Located at the confluence of the Volga and Oka Rivers, east of Moscow, Nizhny Novgorod was the historical site of Russia's national industrial and commercial fairs. Called Gorky in the Soviet period, it is still a center of industry. Farther to the east, Sverdlovsk Gov. Alexander Misharin and other Ural Mountain area officials are in discussions with Russian Railways about instituting Sapsan service between the two Ural cities with populations over 1 million—Yekaterinburg and Chelyabinsk, which are only 125 miles apart.

Russia Announces New Privatizations; London Demands More

Aug. 5 (EIRNS)—Alexei Kudrin, the Russian finance minister and darling of London, announced July 29 that Russia will sell minority stakes in 11 key state-owned corporations, aiming to raise $30 billion towards reducing its budget deficit in 2011-12. On the block are 10-49% shares in three banks, and one transport, four energy, and three agriculture-related companies. The national pipeline and electric power distribution companies are included. Russian Railways was dropped from the list at the last minute because, as an Economics Ministry official put it, "RZhD has not yet exhausted its role as an instrument for infrastructure reform."

Minister of Economics Elvira Nabiullina said July 29 that the goal is not only fiscal management, but "to influence the structure of the economy." Nabiullina said foreign investment would be sought.

Along the same lines, President Dmitri Medvedev announced at the St. Petersburg Economic Forum in June that he had removed hundreds of companies and facilities, many of them military-related, from the list of entities protected from privatization for strategic reasons.

"They'll have trouble selling it," observed Lyndon LaRouche in a discussion yesterday, adding that the whole approach of trying to attract foreign streams of money stemmed from the "British Intelligence penetration of Russia."

The announcement is in line with Russian economist Stanislav Menshikov's characterization of what Medvedev is doing. In a July 12 article, Menshikov wrote that Medvedev's economic policies are marked by "a return to mass privatization, smashing of the state sector, and reliance on the oligarchs and foreign capital." These are the biggest privatizations since the loans-for-shares swindle of the mid-1990s, when the young "oligarchs," cultivated under Mikhail Gorbachov's Soviet regime and the Gaidar-Chubais post-Soviet government—all according to a scheme cooked up at the International Institute for Applied Systems Analysis (IIASA)—grabbed the flagship industrial companies of Russia.

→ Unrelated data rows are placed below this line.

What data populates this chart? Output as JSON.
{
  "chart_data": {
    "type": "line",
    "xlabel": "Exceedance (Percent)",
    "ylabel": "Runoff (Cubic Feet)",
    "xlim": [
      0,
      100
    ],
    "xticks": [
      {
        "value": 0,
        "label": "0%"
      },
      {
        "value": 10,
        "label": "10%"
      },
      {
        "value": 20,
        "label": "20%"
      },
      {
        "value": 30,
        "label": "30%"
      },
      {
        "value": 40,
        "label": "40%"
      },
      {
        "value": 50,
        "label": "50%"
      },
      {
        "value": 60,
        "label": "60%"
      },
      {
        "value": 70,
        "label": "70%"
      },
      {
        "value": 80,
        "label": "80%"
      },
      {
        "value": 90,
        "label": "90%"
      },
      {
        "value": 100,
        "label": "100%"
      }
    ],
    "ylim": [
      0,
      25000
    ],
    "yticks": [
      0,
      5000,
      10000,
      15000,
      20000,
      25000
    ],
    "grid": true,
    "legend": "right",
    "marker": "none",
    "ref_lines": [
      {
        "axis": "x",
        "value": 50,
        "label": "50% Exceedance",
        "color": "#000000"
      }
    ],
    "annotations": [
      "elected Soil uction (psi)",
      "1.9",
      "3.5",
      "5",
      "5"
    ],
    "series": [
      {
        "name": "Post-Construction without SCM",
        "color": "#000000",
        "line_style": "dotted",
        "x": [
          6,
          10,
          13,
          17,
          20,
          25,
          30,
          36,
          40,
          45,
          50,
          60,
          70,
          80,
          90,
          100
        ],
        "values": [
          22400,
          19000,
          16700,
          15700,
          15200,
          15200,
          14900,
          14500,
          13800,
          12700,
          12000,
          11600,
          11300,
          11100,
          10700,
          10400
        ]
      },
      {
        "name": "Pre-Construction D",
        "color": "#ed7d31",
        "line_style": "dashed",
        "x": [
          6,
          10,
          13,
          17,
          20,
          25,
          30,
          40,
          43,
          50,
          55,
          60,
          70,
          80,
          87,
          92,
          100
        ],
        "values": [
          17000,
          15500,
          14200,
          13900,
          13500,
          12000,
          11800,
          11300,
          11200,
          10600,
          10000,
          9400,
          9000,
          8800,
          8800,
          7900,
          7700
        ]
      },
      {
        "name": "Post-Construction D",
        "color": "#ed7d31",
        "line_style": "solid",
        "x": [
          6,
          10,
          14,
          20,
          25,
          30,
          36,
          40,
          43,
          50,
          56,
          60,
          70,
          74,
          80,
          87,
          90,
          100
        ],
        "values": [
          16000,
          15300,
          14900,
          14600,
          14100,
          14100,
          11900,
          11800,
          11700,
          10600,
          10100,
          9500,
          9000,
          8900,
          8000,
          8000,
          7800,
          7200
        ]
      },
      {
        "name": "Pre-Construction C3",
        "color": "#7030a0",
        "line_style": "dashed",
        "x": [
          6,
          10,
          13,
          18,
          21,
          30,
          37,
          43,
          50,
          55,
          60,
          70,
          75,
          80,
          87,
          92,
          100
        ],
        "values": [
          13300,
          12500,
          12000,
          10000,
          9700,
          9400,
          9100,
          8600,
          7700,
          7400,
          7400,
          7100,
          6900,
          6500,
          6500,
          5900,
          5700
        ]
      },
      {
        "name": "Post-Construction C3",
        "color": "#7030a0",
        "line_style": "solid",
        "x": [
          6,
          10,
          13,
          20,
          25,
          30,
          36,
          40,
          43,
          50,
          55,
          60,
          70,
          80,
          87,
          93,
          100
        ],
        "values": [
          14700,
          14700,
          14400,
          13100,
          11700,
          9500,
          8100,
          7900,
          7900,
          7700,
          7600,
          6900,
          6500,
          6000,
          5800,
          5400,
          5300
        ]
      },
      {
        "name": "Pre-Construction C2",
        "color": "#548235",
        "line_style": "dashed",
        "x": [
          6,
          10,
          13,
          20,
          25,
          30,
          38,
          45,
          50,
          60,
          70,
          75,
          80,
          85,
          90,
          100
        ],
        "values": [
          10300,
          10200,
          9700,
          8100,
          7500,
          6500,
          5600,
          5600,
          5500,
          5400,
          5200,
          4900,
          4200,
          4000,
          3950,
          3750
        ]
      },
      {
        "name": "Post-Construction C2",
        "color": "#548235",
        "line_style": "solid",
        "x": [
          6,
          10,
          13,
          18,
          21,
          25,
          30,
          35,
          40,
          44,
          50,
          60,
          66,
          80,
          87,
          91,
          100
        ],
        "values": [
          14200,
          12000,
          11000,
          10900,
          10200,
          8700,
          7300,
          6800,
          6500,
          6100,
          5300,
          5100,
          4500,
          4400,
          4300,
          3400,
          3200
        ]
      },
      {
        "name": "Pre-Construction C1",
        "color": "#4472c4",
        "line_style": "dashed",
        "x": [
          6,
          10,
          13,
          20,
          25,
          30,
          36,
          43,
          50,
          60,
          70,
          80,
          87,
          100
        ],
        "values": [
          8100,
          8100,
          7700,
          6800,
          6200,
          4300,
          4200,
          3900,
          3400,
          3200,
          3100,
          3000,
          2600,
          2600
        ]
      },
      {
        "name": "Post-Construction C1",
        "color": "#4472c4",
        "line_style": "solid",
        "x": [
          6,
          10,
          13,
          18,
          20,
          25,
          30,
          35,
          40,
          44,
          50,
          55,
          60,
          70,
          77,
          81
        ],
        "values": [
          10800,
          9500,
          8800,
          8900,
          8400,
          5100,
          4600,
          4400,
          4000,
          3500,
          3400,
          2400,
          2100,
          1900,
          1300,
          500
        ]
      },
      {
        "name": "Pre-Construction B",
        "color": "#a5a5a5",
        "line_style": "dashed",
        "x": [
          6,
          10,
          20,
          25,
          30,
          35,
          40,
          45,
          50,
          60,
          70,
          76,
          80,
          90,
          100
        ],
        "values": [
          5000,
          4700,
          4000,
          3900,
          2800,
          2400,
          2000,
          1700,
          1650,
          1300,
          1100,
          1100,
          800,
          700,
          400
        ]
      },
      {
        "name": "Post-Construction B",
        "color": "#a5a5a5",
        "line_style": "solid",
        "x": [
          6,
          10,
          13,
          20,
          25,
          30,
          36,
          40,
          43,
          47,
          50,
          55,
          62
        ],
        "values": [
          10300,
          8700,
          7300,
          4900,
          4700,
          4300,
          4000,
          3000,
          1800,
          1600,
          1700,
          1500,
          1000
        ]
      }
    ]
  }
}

London has attacked the new privatizations as not enough, as long as the government keeps majority control of these firms. The Financial Times of Aug. 2 carried an article coauthored by Sergei Guriev, a continuer of the Gaidar-Chubais line from his position as Morgan Stanley Professor of Economics and Rector of the New Economic School in Moscow, insisting that "selling non-controlling stakes is not sufficient." According to Guriev, "Russia has to create a better investment and business climate.... The demand for such institutional reforms can only come from the private sector."